Pages

1 Aralık 2012

Nar

Günlerden cumartesi geldi çattı. Şehrin karman çorban görüntüsünden uzakta bir gün geçirmek çok güzel olurdu diye düşünürken, zamanın nasıl geçeceğini bilemez olduk. Sıkıntının, ufacık bir umut ışığı ile aydınlanma ihtimali için son saatler. O ihtimal için katlanılan zahmetler cabası. Zahmetlerin çok olması, ufaklığın gelmesi ile telafi ediliyor fakat gerçekten yalnız kaldığımızda nasılız?
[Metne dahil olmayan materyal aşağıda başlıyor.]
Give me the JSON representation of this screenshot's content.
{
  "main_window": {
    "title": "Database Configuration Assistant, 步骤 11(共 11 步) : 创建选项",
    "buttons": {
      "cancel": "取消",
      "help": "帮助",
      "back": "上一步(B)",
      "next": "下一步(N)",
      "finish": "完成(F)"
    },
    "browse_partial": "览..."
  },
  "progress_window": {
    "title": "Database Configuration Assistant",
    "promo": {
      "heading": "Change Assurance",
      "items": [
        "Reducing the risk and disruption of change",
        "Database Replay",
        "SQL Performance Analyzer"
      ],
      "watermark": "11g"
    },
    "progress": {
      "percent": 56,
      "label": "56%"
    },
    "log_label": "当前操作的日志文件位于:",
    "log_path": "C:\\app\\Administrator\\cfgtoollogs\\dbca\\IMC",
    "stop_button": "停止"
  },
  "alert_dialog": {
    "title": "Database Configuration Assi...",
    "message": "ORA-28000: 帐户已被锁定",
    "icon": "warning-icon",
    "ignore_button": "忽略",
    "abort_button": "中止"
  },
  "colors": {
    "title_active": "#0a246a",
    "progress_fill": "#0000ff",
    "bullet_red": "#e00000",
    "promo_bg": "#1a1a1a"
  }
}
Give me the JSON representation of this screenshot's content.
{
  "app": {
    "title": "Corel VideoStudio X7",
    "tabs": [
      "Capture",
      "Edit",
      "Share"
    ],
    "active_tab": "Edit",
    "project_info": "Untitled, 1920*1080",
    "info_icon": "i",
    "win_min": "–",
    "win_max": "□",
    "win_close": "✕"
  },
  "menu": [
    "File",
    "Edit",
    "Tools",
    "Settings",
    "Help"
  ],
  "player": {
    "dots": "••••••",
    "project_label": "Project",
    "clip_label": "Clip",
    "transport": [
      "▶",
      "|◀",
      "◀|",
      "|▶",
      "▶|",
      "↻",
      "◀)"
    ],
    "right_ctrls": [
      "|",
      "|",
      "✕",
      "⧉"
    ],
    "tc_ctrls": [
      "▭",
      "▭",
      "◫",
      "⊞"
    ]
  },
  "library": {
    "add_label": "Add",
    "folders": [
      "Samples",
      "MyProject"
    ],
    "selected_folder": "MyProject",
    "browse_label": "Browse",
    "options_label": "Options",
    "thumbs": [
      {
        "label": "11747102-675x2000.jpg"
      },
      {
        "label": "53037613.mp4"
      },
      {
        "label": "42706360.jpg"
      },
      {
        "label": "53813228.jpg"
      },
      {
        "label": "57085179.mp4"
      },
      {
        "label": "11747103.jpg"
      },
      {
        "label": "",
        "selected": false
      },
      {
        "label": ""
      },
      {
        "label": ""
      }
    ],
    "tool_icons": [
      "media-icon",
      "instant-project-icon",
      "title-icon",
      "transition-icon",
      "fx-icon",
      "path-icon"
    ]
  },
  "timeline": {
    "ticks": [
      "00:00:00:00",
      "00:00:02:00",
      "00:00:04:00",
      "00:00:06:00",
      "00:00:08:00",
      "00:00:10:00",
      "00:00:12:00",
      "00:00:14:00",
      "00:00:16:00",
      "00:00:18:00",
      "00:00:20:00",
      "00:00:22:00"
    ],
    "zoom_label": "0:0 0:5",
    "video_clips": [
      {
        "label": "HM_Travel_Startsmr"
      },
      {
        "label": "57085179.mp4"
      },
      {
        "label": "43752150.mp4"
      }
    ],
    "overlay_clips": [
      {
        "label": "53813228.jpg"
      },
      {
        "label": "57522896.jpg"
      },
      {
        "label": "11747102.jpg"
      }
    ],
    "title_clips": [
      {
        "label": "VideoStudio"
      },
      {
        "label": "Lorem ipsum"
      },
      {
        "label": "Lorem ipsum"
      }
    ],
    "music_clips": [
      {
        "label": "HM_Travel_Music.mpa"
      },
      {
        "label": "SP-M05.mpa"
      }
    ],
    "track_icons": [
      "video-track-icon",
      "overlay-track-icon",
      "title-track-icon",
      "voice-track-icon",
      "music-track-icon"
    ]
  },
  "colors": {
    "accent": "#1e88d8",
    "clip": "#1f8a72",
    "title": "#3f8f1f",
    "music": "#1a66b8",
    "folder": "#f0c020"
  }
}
Narın çok garip bir yapısı var sayın bahaneliler, bana garip bir his uyandırıyor yerken. Bazen düşünmemiz gerekiyor yerken bir şeyleri. Ben mesela kestane yerken lapa lapa kar düşünüyorum. Gerçi bu benim kışı sevmemden kaynaklanıyor - yağmurdan nefret ederim bu arada cins bir yapım var -. Narın ayrı bir yapısı var demiştim kaybolmayalım konudan, milyon tane ufaklık gelmiş kocaman bir şey meydana getirmiş. Sanırım nar ile elmayı kafa kafaya vursak elmanın suyu hazırlanır buzu eksik kalır. Oysa elma bir bütün, nar ise yüzlerce parçadan oluşmaktadır. Peki bir bütünü mü elde tutmak iyidir yoksa kaybetme ihtimalimiz olan yüzlerce parçamızı mı?

Bu aralar kaybetmek insanoğlunun en çok korktuğu konu ise o yüzlerce parçayı elde tutmak en güzeli mi, o kocaman parçadan insan nasıl ayrılır ki. Neyse konu parçalar değil nar gibi çoğalan umutlar, sıkıntıları def etme, saçmalama, hayaller içinde kaybolma.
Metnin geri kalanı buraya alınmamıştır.